C’è una grande complementarità tra l’Unione europea e il Consiglio d’Europa e i 27 paesi dell’Unione europea sono tutti anche membri del Consiglio d’Europa. Ma tutto è nato per l’esigenza di una regolamentazione del mercato e abbiamo visto, per esempio, nel caso tragico del Belgio, cosa può succedere se questi sistemi non sono governati. Anche alcuni aspetti di pratiche militari, come i sistemi di identificazione biometrica da remoto in tempo reale, non devono essere permessi. Per esempio, dovremmo vietare il sistema cinese di conteggio del social scoring, l’attribuzione o la sottrazione di punti ai cittadini per il loro comportamento, per decidere chi avrà una promozione, chi potrà mandare i bambini all’università, chi ha diritto all’alloggio. Ci sono sistemi di intelligenza artificiale ad alto rischio che vogliamo vietare completamente.
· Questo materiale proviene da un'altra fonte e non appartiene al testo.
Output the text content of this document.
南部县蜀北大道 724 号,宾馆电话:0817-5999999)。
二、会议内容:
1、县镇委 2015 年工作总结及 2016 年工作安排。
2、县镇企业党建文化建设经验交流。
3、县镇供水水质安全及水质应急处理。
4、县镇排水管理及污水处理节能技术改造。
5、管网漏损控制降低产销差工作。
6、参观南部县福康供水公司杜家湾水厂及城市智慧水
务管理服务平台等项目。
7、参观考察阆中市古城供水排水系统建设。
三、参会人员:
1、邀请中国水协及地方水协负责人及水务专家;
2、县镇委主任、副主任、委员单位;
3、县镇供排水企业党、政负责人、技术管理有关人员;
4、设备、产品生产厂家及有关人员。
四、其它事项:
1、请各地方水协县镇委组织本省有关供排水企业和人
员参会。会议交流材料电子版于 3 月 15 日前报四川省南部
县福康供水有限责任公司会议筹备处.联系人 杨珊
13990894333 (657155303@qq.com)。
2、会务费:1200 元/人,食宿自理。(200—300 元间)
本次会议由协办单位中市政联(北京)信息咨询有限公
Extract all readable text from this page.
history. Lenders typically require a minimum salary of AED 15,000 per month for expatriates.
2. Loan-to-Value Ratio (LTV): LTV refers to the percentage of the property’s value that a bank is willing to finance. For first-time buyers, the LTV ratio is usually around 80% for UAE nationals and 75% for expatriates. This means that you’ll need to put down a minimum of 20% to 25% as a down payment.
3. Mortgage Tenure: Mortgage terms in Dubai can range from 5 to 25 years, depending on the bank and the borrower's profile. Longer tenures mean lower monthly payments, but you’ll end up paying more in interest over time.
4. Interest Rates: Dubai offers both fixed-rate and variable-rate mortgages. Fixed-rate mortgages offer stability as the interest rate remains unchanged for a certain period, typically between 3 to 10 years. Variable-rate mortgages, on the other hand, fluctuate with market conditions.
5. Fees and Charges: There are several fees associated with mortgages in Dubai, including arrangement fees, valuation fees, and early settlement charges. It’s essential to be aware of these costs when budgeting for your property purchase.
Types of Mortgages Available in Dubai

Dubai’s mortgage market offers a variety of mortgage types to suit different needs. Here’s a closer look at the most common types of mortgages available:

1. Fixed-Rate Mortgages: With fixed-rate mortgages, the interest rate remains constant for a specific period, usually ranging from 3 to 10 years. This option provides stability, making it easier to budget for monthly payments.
Per concludere, l’AI è una tecnologia molto promettente e potente e deve essere riconosciuta come tale, perché offre grandi opportunità, però porta con sé anche rischi enormi. Purtroppo, pochi sembrano essere consapevoli di questi rischi fra le autorità nazionali in tutto il mondo, ma anche in Europa, nella comunità dei governi nazionali, regionali e locali. Allora, vorrei concludere con una citazione di Francis Bacon (il primo
Queen’s Counsel, avvocato della Corona, in Gran Bretagna, nel 1597), a proposito del denaro, che si applica molto bene anche all’utilizzo dell’intelligenza artificiale: “È un buon servitore, ma un cattivo padrone: o siamo noi a controllarlo o è lui a controllare noi”.